OK, so the XKCD forum thread on this comic story has convinced me that the story:
–Takes place about 13K years in a post-apocalyptic Earth future (night sky star positions)
–Takes place along the shores of a much shrunken Mediterranean sea currently experiencing a Salinity crisis (Castle people’s maps)
–Takes place as the Gibralter Straits dam is once again starting to breach.

OK, now while I know past performance is no indication of future history…

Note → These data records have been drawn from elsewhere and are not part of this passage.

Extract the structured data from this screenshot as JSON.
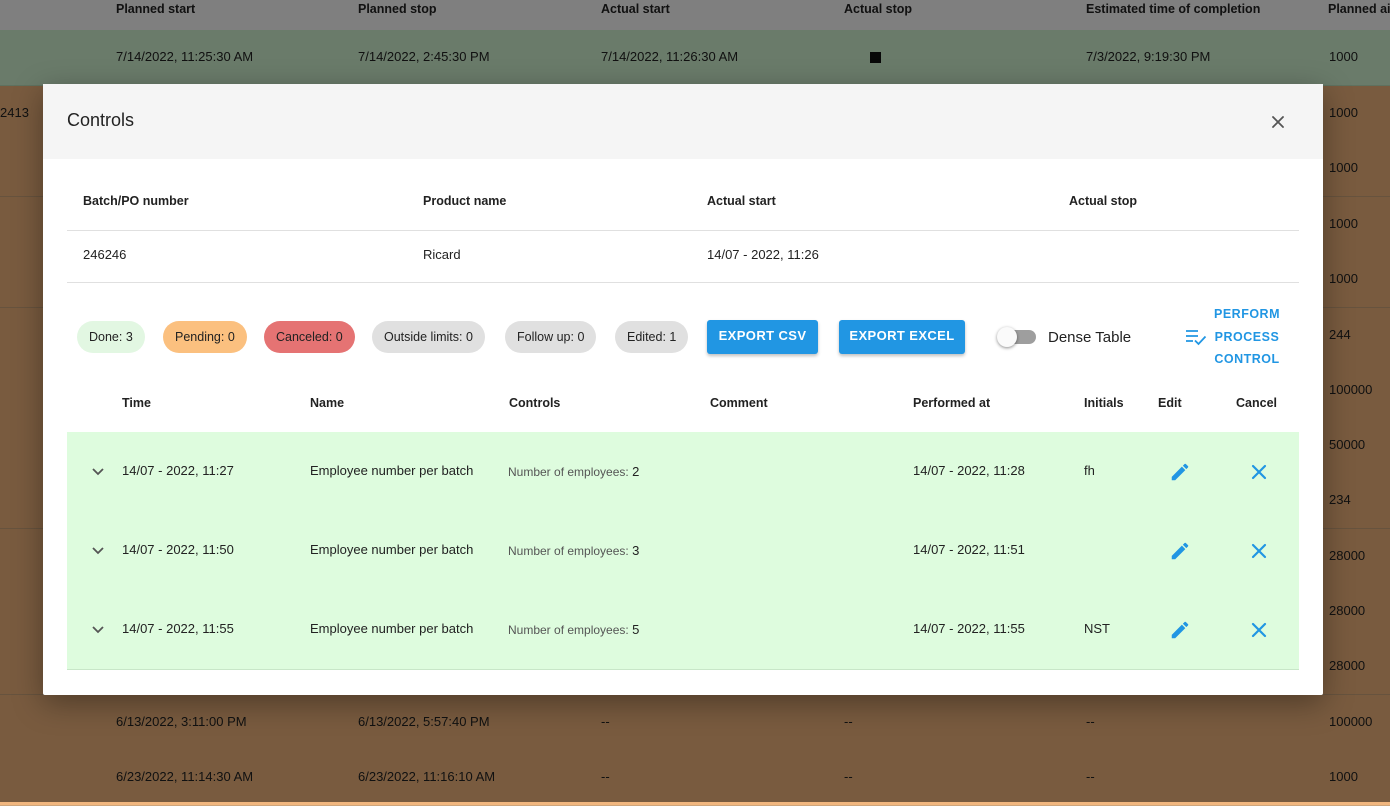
{
  "background": {
    "headers": [
      "Planned start",
      "Planned stop",
      "Actual start",
      "Actual stop",
      "Estimated time of completion",
      "Planned ai"
    ],
    "left_fragment": "2413",
    "rows": [
      {
        "planned_start": "7/14/2022, 11:25:30 AM",
        "planned_stop": "7/14/2022, 2:45:30 PM",
        "actual_start": "7/14/2022, 11:26:30 AM",
        "actual_stop": "■",
        "estimated": "7/3/2022, 9:19:30 PM",
        "planned_amount": "1000"
      },
      {
        "planned_amount": "1000"
      },
      {
        "planned_amount": "1000"
      },
      {
        "planned_amount": "1000"
      },
      {
        "planned_amount": "1000"
      },
      {
        "planned_amount": "244"
      },
      {
        "planned_amount": "100000"
      },
      {
        "planned_amount": "50000"
      },
      {
        "planned_amount": "234"
      },
      {
        "planned_amount": "28000"
      },
      {
        "planned_amount": "28000"
      },
      {
        "planned_amount": "28000"
      },
      {
        "planned_start": "6/13/2022, 3:11:00 PM",
        "planned_stop": "6/13/2022, 5:57:40 PM",
        "actual_start": "--",
        "actual_stop": "--",
        "estimated": "--",
        "planned_amount": "100000"
      },
      {
        "planned_start": "6/23/2022, 11:14:30 AM",
        "planned_stop": "6/23/2022, 11:16:10 AM",
        "actual_start": "--",
        "actual_stop": "--",
        "estimated": "--",
        "planned_amount": "1000"
      }
    ]
  },
  "modal": {
    "title": "Controls",
    "close_icon": "close-icon",
    "info": {
      "headers": [
        "Batch/PO number",
        "Product name",
        "Actual start",
        "Actual stop"
      ],
      "values": [
        "246246",
        "Ricard",
        "14/07 - 2022, 11:26",
        ""
      ]
    },
    "chips": [
      {
        "label": "Done: 3",
        "color": "#e2f7e2"
      },
      {
        "label": "Pending: 0",
        "color": "#fbc07f"
      },
      {
        "label": "Canceled: 0",
        "color": "#e57373"
      },
      {
        "label": "Outside limits: 0",
        "color": "#e0e0e0"
      },
      {
        "label": "Follow up: 0",
        "color": "#e0e0e0"
      },
      {
        "label": "Edited: 1",
        "color": "#e0e0e0"
      }
    ],
    "export_csv": "EXPORT CSV",
    "export_excel": "EXPORT EXCEL",
    "dense_table": "Dense Table",
    "dense_table_on": false,
    "perform": [
      "PERFORM",
      "PROCESS",
      "CONTROL"
    ],
    "perform_icon": "playlist-check-icon",
    "table": {
      "headers": [
        "Time",
        "Name",
        "Controls",
        "Comment",
        "Performed at",
        "Initials",
        "Edit",
        "Cancel"
      ],
      "rows": [
        {
          "time": "14/07 - 2022, 11:27",
          "name": "Employee number per batch",
          "control_label": "Number of employees:",
          "control_value": "2",
          "comment": "",
          "performed_at": "14/07 - 2022, 11:28",
          "initials": "fh"
        },
        {
          "time": "14/07 - 2022, 11:50",
          "name": "Employee number per batch",
          "control_label": "Number of employees:",
          "control_value": "3",
          "comment": "",
          "performed_at": "14/07 - 2022, 11:51",
          "initials": ""
        },
        {
          "time": "14/07 - 2022, 11:55",
          "name": "Employee number per batch",
          "control_label": "Number of employees:",
          "control_value": "5",
          "comment": "",
          "performed_at": "14/07 - 2022, 11:55",
          "initials": "NST"
        }
      ]
    }
  },
  "colors": {
    "accent": "#2196e3",
    "row_done": "#defcde",
    "bg_row_pending": "#f2b77f",
    "bg_row_active": "#d4f6d4"
  }
}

Looks like the current theories (until the next one) is that the flooding of the Mediterranean 5.5+M year ago started off slowly enough for a thousand plus years (“slowly” being relative, as that article speaks of a huge, wide “water ramp” with 3x the flow of the Amazon at that stage), then boom:

Sorry, but that’s a lot of water - Peak rates of water level rise in the basin may have been as high as 10 meters per day - over 1/2 a centimeter a minute; you’d notice that. One amusing simulation video

So, is the story set at the transistion from slow flooding to rapid flooding? If so, did the Tribe of the 40 stay on their makeshift rafts for many months. Assuming similar sea levels as those of today of the Atlantic vs the future Mediterranean (fair assumption, unless this comic arc was the intro to “Ice Age: Randall’s Balearic Adventure”), the Tribe needs to reach the elevation of the Castle, or they’ll just keep getting forced higher and higher as they get flooded out - did they even come close in that little overnight tour?

Wouldn’t a dry Mediterranean be nearly uninhabitable? The average depth would be 4900 feet below sea level, and up to 17000+ feet below sea level. Compare to Death Valley at 282 feet below sea level. Wouldn’t the air temperature soar at those depths?

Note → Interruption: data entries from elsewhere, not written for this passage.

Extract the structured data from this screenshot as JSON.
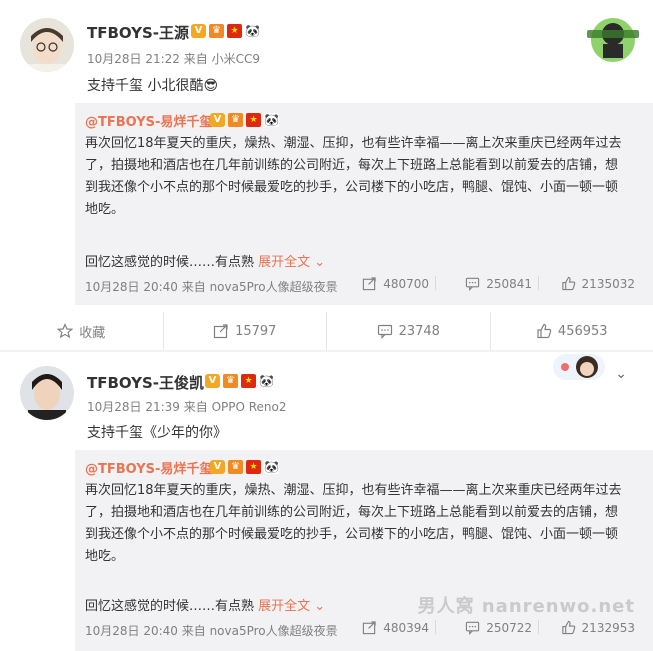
{
  "post1": {
    "username": "TFBOYS-王源",
    "meta": "10月28日 21:22 来自 小米CC9",
    "text": "支持千玺 小北很酷😎"
  },
  "repost1": {
    "author": "@TFBOYS-易烊千玺",
    "lines": [
      "再次回忆18年夏天的重庆，燥热、潮湿、压抑，也有些许幸福——离上次来重庆已经两年过去",
      "了，拍摄地和酒店也在几年前训练的公司附近，每次上下班路上总能看到以前爱去的店铺，想",
      "到我还像个小不点的那个时候最爱吃的抄手，公司楼下的小吃店，鸭腿、馄饨、小面一顿一顿",
      "地吃。"
    ],
    "more_text": "回忆这感觉的时候……有点熟 ",
    "expand_label": "展开全文 ⌄",
    "meta": "10月28日 20:40 来自 nova5Pro人像超级夜景",
    "shares": "480700",
    "comments": "250841",
    "likes": "2135032"
  },
  "actions1": {
    "favorite": "收藏",
    "shares": "15797",
    "comments": "23748",
    "likes": "456953"
  },
  "post2": {
    "username": "TFBOYS-王俊凯",
    "meta": "10月28日 21:39 来自 OPPO Reno2",
    "text": "支持千玺《少年的你》"
  },
  "repost2": {
    "author": "@TFBOYS-易烊千玺",
    "lines": [
      "再次回忆18年夏天的重庆，燥热、潮湿、压抑，也有些许幸福——离上次来重庆已经两年过去",
      "了，拍摄地和酒店也在几年前训练的公司附近，每次上下班路上总能看到以前爱去的店铺，想",
      "到我还像个小不点的那个时候最爱吃的抄手，公司楼下的小吃店，鸭腿、馄饨、小面一顿一顿",
      "地吃。"
    ],
    "more_text": "回忆这感觉的时候……有点熟 ",
    "expand_label": "展开全文 ⌄",
    "meta": "10月28日 20:40 来自 nova5Pro人像超级夜景",
    "shares": "480394",
    "comments": "250722",
    "likes": "2132953"
  },
  "watermark": "男人窝 nanrenwo.net",
  "colors": {
    "accent": "#eb7350",
    "meta": "#808080",
    "repost_bg": "#f2f2f5"
  },
  "icons": [
    "star-icon",
    "share-icon",
    "comment-icon",
    "like-icon",
    "chevron-down-icon"
  ]
}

I started a General Questions thread re the likely climate of a dry Mediterranean here.

That’s probably why the squiggly-speaking people missed the Tribe in their evacuation alerts.

And just because it’s estimated to have taken months last time, doesn’t mean it had to take that long this time, too. The exact circumstances of the breach might be different, and our figure of “a few months” might be in error. The polyglot scholar (who is in a much better position to know) estimated “days”, and so that’s the best guess on how long it actually took in-story.